I aquired free illicit but still reliable antibiotics of the correct kind fellicitated by my beloved roommate Miss Lobster_Mobster. I start taking them. Things get better. I no longer find a trip to the potty to be a singularly almarming event. Life is good.

four days later: I come down with.... something. I don't know what it is. My sinuses are on fire and I'm coughing like crazy. I leave Sephora early on thursday because I feel like I have the bastard child of the Avian Flu and the Sinus Infection from hell. I take some pain killers and pass out. Friday morning arrives, and I'm okay! So I get up and go to Aerosoles, taking some sudaphed and ibuprofen before I leave. I'm there for three hours and once again, my sinues are on fire. I leave an hour early. I go to the store purchase soup and more medication. Among the medication I purchase is a bottle of cough syrup because by now I sound like I'm trying to forcibly expell one or possibly both of my lungs. Whne I get home from the store, I take all my pills including my continuing course of antibiotics with a deep swig of the cough syrup straight from the bottle.
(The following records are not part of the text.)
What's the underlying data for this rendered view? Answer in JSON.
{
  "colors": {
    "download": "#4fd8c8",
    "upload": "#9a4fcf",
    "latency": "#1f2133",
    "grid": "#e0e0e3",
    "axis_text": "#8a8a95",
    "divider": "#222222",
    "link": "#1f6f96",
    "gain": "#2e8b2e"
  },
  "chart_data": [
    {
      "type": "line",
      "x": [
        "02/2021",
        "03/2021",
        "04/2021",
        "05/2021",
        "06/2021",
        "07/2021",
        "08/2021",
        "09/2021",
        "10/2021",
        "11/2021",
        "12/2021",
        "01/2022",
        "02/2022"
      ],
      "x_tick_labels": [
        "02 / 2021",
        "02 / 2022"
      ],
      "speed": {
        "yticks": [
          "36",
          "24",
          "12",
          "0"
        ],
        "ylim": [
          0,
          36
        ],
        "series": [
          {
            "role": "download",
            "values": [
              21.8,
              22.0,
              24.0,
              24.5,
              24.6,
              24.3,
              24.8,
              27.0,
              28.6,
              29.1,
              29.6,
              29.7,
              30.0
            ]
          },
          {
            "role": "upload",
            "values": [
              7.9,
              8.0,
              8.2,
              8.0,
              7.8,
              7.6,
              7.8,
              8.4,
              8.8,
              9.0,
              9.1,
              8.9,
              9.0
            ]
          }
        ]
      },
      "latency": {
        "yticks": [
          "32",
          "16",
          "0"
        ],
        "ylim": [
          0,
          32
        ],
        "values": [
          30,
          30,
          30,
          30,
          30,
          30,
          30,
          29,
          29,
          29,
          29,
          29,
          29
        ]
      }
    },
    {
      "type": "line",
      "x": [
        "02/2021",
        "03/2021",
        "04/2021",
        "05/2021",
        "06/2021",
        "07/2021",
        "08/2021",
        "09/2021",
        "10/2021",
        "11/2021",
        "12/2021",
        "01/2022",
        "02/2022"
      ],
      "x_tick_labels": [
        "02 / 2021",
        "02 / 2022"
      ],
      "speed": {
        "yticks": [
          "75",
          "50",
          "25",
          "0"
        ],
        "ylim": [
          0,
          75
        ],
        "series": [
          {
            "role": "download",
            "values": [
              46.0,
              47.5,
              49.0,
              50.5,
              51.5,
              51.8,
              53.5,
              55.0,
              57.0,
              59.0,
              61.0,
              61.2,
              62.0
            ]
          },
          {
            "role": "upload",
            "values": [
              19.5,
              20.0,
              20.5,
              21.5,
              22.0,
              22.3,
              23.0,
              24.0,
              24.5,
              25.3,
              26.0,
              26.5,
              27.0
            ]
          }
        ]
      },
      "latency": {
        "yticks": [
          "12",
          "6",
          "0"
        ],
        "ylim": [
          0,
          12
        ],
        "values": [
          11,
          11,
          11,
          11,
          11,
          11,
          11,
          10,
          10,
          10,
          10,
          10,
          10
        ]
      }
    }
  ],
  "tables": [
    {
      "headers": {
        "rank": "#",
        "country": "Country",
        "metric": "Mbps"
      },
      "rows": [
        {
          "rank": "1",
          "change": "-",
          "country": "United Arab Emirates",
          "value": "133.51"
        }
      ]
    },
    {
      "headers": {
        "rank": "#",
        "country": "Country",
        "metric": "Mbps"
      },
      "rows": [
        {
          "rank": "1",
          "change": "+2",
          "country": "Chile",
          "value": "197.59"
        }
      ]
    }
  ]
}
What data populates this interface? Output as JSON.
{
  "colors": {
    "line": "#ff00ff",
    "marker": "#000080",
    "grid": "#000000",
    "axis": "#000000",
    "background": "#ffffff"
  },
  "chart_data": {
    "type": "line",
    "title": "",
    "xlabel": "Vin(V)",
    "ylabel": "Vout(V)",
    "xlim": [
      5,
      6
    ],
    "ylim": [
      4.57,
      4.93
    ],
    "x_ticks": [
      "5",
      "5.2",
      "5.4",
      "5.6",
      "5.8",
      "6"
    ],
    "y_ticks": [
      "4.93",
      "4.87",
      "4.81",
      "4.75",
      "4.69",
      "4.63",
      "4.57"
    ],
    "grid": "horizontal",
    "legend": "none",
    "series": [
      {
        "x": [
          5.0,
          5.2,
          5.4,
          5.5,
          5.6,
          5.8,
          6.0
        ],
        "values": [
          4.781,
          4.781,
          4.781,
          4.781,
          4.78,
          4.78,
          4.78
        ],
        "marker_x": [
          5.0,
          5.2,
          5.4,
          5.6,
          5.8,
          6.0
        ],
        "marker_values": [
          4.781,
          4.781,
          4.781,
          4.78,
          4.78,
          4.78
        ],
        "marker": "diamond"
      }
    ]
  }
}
Yes, I drink cough syrup from the bottle. Anyone who has known me for any length of time has seen this happen. It grossed Aegies out, and Moirae was slightly nonplussed the first time he saw me do it, Nonetheless, this is what I always do. I remarked to Moirae after that first swig that they had changed the flavor of the cough syrup.
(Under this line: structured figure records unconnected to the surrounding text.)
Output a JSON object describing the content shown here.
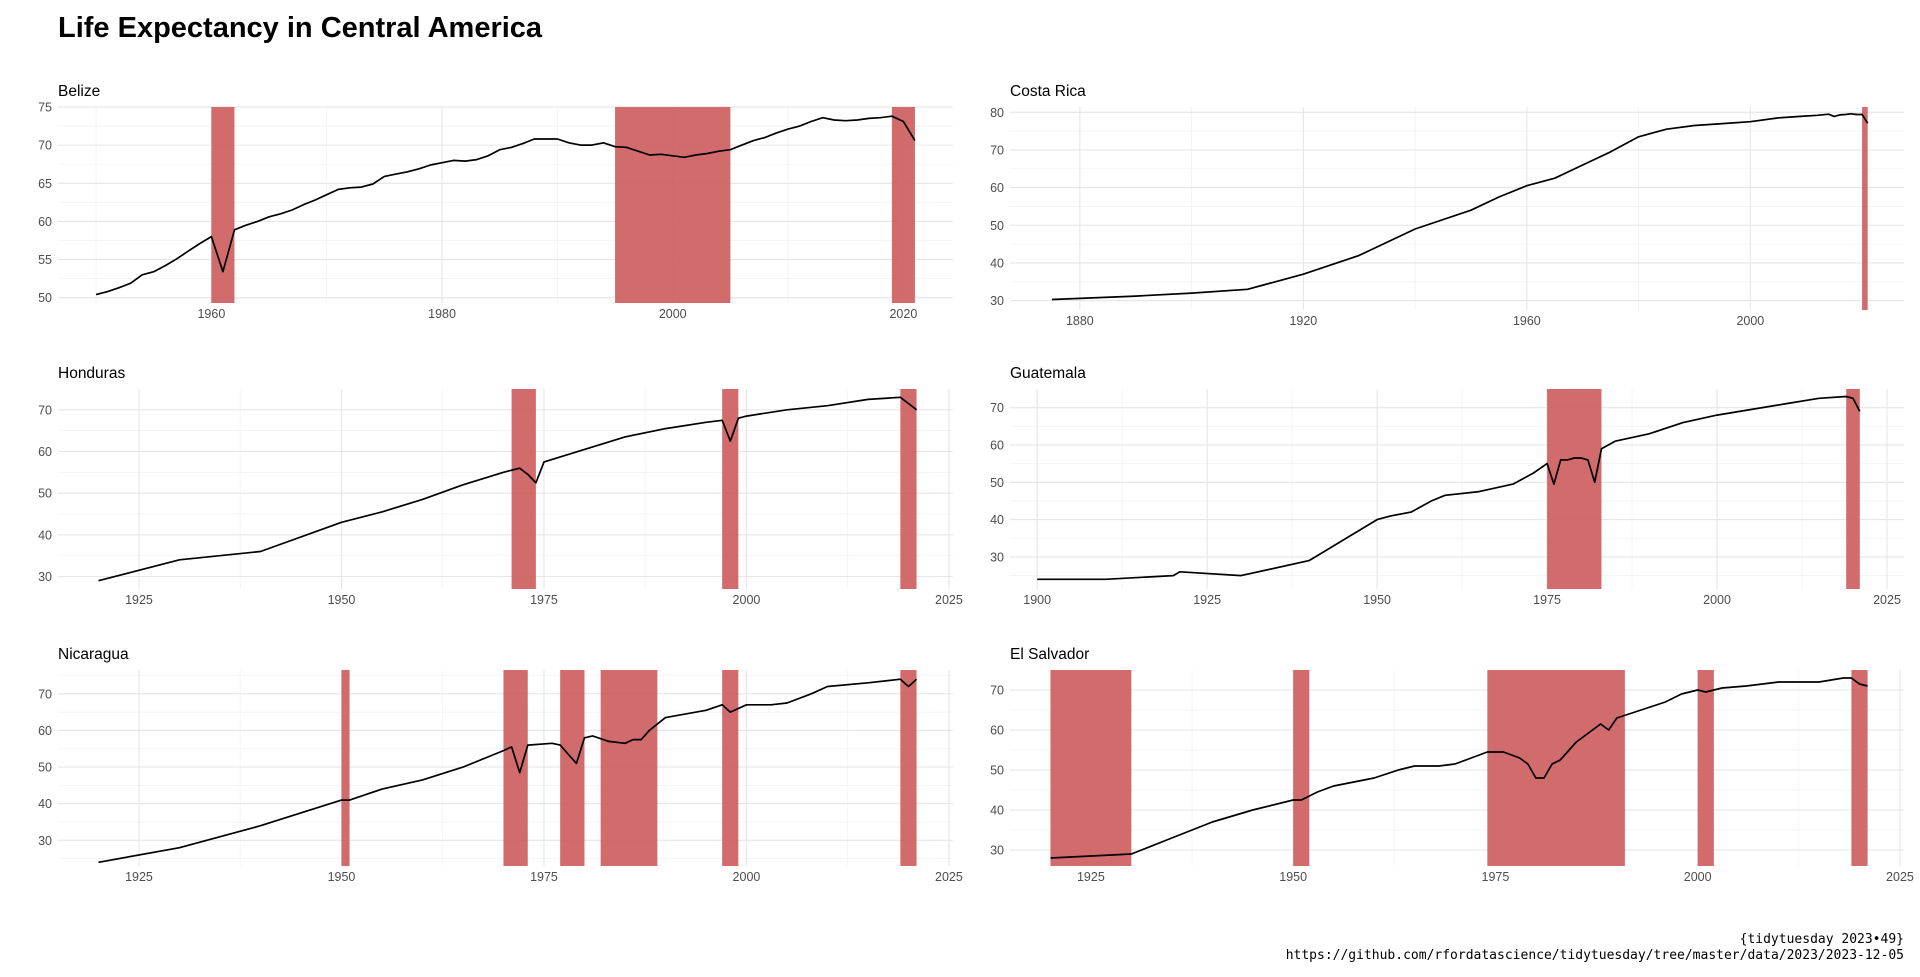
{
  "title": "Life Expectancy in Central America",
  "caption": [
    "{tidytuesday 2023•49}",
    "https://github.com/rfordatascience/tidytuesday/tree/master/data/2023/2023-12-05"
  ],
  "colors": {
    "band": "#cd5c5c",
    "line": "#000000",
    "grid": "#e6e6e6"
  },
  "chart_data": [
    {
      "type": "line",
      "title": "Belize",
      "xlim": [
        1946.7,
        2024.3
      ],
      "ylim": [
        49.3,
        75.0
      ],
      "xticks": [
        1960,
        1980,
        2000,
        2020
      ],
      "yticks": [
        50,
        55,
        60,
        65,
        70,
        75
      ],
      "bands": [
        [
          1960,
          1962
        ],
        [
          1995,
          2005
        ],
        [
          2019,
          2021
        ]
      ],
      "x": [
        1950,
        1951,
        1952,
        1953,
        1954,
        1955,
        1956,
        1957,
        1958,
        1959,
        1960,
        1961,
        1962,
        1963,
        1964,
        1965,
        1966,
        1967,
        1968,
        1969,
        1970,
        1971,
        1972,
        1973,
        1974,
        1975,
        1976,
        1977,
        1978,
        1979,
        1980,
        1981,
        1982,
        1983,
        1984,
        1985,
        1986,
        1987,
        1988,
        1989,
        1990,
        1991,
        1992,
        1993,
        1994,
        1995,
        1996,
        1997,
        1998,
        1999,
        2000,
        2001,
        2002,
        2003,
        2004,
        2005,
        2006,
        2007,
        2008,
        2009,
        2010,
        2011,
        2012,
        2013,
        2014,
        2015,
        2016,
        2017,
        2018,
        2019,
        2020,
        2021
      ],
      "y": [
        50.4,
        50.8,
        51.3,
        51.9,
        53.0,
        53.4,
        54.2,
        55.1,
        56.1,
        57.1,
        58.0,
        53.4,
        58.9,
        59.5,
        60.0,
        60.6,
        61.0,
        61.5,
        62.2,
        62.8,
        63.5,
        64.2,
        64.4,
        64.5,
        64.9,
        65.9,
        66.2,
        66.5,
        66.9,
        67.4,
        67.7,
        68.0,
        67.9,
        68.1,
        68.6,
        69.4,
        69.7,
        70.2,
        70.8,
        70.8,
        70.8,
        70.3,
        70.0,
        70.0,
        70.3,
        69.8,
        69.7,
        69.2,
        68.7,
        68.8,
        68.6,
        68.4,
        68.7,
        68.9,
        69.2,
        69.4,
        70.0,
        70.6,
        71.0,
        71.6,
        72.1,
        72.5,
        73.1,
        73.6,
        73.3,
        73.2,
        73.3,
        73.5,
        73.6,
        73.8,
        73.1,
        70.6
      ]
    },
    {
      "type": "line",
      "title": "Costa Rica",
      "xlim": [
        1867.5,
        2027.5
      ],
      "ylim": [
        27.5,
        81.4
      ],
      "xticks": [
        1880,
        1920,
        1960,
        2000
      ],
      "yticks": [
        30,
        40,
        50,
        60,
        70,
        80
      ],
      "bands": [
        [
          2020,
          2021
        ]
      ],
      "x": [
        1875,
        1890,
        1900,
        1910,
        1920,
        1930,
        1940,
        1950,
        1955,
        1960,
        1965,
        1970,
        1975,
        1980,
        1985,
        1990,
        1995,
        2000,
        2005,
        2010,
        2012,
        2014,
        2015,
        2016,
        2017,
        2018,
        2019,
        2020,
        2021
      ],
      "y": [
        30.3,
        31.2,
        32.0,
        33.0,
        37.0,
        42.0,
        49.0,
        54.0,
        57.5,
        60.5,
        62.5,
        66.0,
        69.5,
        73.5,
        75.5,
        76.5,
        77.0,
        77.5,
        78.5,
        79.0,
        79.2,
        79.5,
        78.9,
        79.3,
        79.4,
        79.6,
        79.4,
        79.4,
        77.1
      ]
    },
    {
      "type": "line",
      "title": "Honduras",
      "xlim": [
        1915.0,
        2025.5
      ],
      "ylim": [
        27.0,
        75.0
      ],
      "xticks": [
        1925,
        1950,
        1975,
        2000,
        2025
      ],
      "yticks": [
        30,
        40,
        50,
        60,
        70
      ],
      "bands": [
        [
          1971,
          1974
        ],
        [
          1997,
          1999
        ],
        [
          2019,
          2021
        ]
      ],
      "x": [
        1920,
        1930,
        1940,
        1950,
        1955,
        1960,
        1965,
        1970,
        1972,
        1973,
        1974,
        1975,
        1980,
        1985,
        1990,
        1995,
        1997,
        1998,
        1999,
        2000,
        2005,
        2010,
        2015,
        2019,
        2020,
        2021
      ],
      "y": [
        29.0,
        34.0,
        36.0,
        43.0,
        45.5,
        48.5,
        52.0,
        55.0,
        56.0,
        54.5,
        52.5,
        57.5,
        60.5,
        63.5,
        65.5,
        67.0,
        67.5,
        62.5,
        68.0,
        68.5,
        70.0,
        71.0,
        72.5,
        73.0,
        71.5,
        70.0
      ]
    },
    {
      "type": "line",
      "title": "Guatemala",
      "xlim": [
        1896.0,
        2027.5
      ],
      "ylim": [
        21.4,
        75.0
      ],
      "xticks": [
        1900,
        1925,
        1950,
        1975,
        2000,
        2025
      ],
      "yticks": [
        30,
        40,
        50,
        60,
        70
      ],
      "bands": [
        [
          1975,
          1983
        ],
        [
          2019,
          2021
        ]
      ],
      "x": [
        1900,
        1910,
        1920,
        1921,
        1930,
        1940,
        1950,
        1952,
        1955,
        1958,
        1960,
        1965,
        1970,
        1973,
        1975,
        1976,
        1977,
        1978,
        1979,
        1980,
        1981,
        1982,
        1983,
        1985,
        1990,
        1995,
        2000,
        2005,
        2010,
        2015,
        2019,
        2020,
        2021
      ],
      "y": [
        24.0,
        24.0,
        25.0,
        26.0,
        25.0,
        29.0,
        40.0,
        41.0,
        42.0,
        45.0,
        46.5,
        47.5,
        49.5,
        52.5,
        55.0,
        49.5,
        56.0,
        56.0,
        56.5,
        56.5,
        56.0,
        50.0,
        59.0,
        61.0,
        63.0,
        66.0,
        68.0,
        69.5,
        71.0,
        72.5,
        73.0,
        72.5,
        69.0
      ]
    },
    {
      "type": "line",
      "title": "Nicaragua",
      "xlim": [
        1915.0,
        2025.5
      ],
      "ylim": [
        23.0,
        76.5
      ],
      "xticks": [
        1925,
        1950,
        1975,
        2000,
        2025
      ],
      "yticks": [
        30,
        40,
        50,
        60,
        70
      ],
      "bands": [
        [
          1950,
          1951
        ],
        [
          1970,
          1973
        ],
        [
          1977,
          1980
        ],
        [
          1982,
          1989
        ],
        [
          1997,
          1999
        ],
        [
          2019,
          2021
        ]
      ],
      "x": [
        1920,
        1930,
        1940,
        1950,
        1951,
        1955,
        1960,
        1965,
        1970,
        1971,
        1972,
        1973,
        1976,
        1977,
        1978,
        1979,
        1980,
        1981,
        1983,
        1985,
        1986,
        1987,
        1988,
        1990,
        1995,
        1997,
        1998,
        2000,
        2003,
        2005,
        2008,
        2010,
        2015,
        2019,
        2020,
        2021
      ],
      "y": [
        24.0,
        28.0,
        34.0,
        41.0,
        41.0,
        44.0,
        46.5,
        50.0,
        54.5,
        55.5,
        48.5,
        56.0,
        56.5,
        56.0,
        53.5,
        51.0,
        58.0,
        58.5,
        57.0,
        56.5,
        57.5,
        57.5,
        60.0,
        63.5,
        65.5,
        67.0,
        65.0,
        67.0,
        67.0,
        67.5,
        70.0,
        72.0,
        73.0,
        74.0,
        72.0,
        74.0
      ]
    },
    {
      "type": "line",
      "title": "El Salvador",
      "xlim": [
        1915.0,
        2025.5
      ],
      "ylim": [
        26.0,
        75.0
      ],
      "xticks": [
        1925,
        1950,
        1975,
        2000,
        2025
      ],
      "yticks": [
        30,
        40,
        50,
        60,
        70
      ],
      "bands": [
        [
          1920,
          1930
        ],
        [
          1950,
          1952
        ],
        [
          1974,
          1991
        ],
        [
          2000,
          2002
        ],
        [
          2019,
          2021
        ]
      ],
      "x": [
        1920,
        1925,
        1930,
        1935,
        1940,
        1945,
        1950,
        1951,
        1953,
        1955,
        1960,
        1963,
        1965,
        1968,
        1970,
        1972,
        1974,
        1976,
        1978,
        1979,
        1980,
        1981,
        1982,
        1983,
        1985,
        1987,
        1988,
        1989,
        1990,
        1993,
        1996,
        1998,
        2000,
        2001,
        2003,
        2006,
        2010,
        2015,
        2018,
        2019,
        2020,
        2021
      ],
      "y": [
        28.0,
        28.5,
        29.0,
        33.0,
        37.0,
        40.0,
        42.5,
        42.5,
        44.5,
        46.0,
        48.0,
        50.0,
        51.0,
        51.0,
        51.5,
        53.0,
        54.5,
        54.5,
        53.0,
        51.5,
        48.0,
        48.0,
        51.5,
        52.5,
        57.0,
        60.0,
        61.5,
        60.0,
        63.0,
        65.0,
        67.0,
        69.0,
        70.0,
        69.5,
        70.5,
        71.0,
        72.0,
        72.0,
        73.0,
        73.0,
        71.5,
        71.0
      ]
    }
  ]
}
Less then five minutes pass and my stomach is ON FIRE. It feels like someone has dumped boiling acid in there. Eventually it subsides, and then I realize that I must absolutely go to the bathroom right that second. I figure the bathroom escapades are due to living on nothing but soup for two days- very little solids to speak off. Eventually even that tapers off, and we go to sleep.

The next morning- It's about eight. I wake up, take my pills, and another swig of the cough syrup. The same stomach buring returns, and I'm in the bathroom lickety-split. Once that set of bathroom escapades was over, I called in sick to work, and then spent probably three hours having halucinatory dreams. Something about being at work, and every container containing the same product, but with different lables. And also, poison chocolate, and the spontanious reagrangement of our appartment so that Lobster_Mobster's room was where our closet is, and and the door to the kitchen was on a different wall....nevermind.

The cough syrup has since been deposited in the trash,

I spent 90% of Saturday in bed. This morning I woke up feeling okay. So I climb into the shower anticipating a long day at work- lo and behold: I am covered in hives. From scalp to toes.

I have no idea what caused the hives. I already have bad seasonal allergies- that's a possibility. The dodgy cough syrup? Equally possible. Addtionaly: I have never taken the anti-biotic Septra before, and my MOTHER is terribly allergic to it- and like her I am allergic to pencillian and cortisone.

And finally the rediculous part: because I am rightfully distrustful of medication at this point I sought out a natrual remedy. I spent about 30 minutes coated in green mud infused with lavender essential oil. It was very rediculous to behold. There is a poloroid- I may or may not ever post it.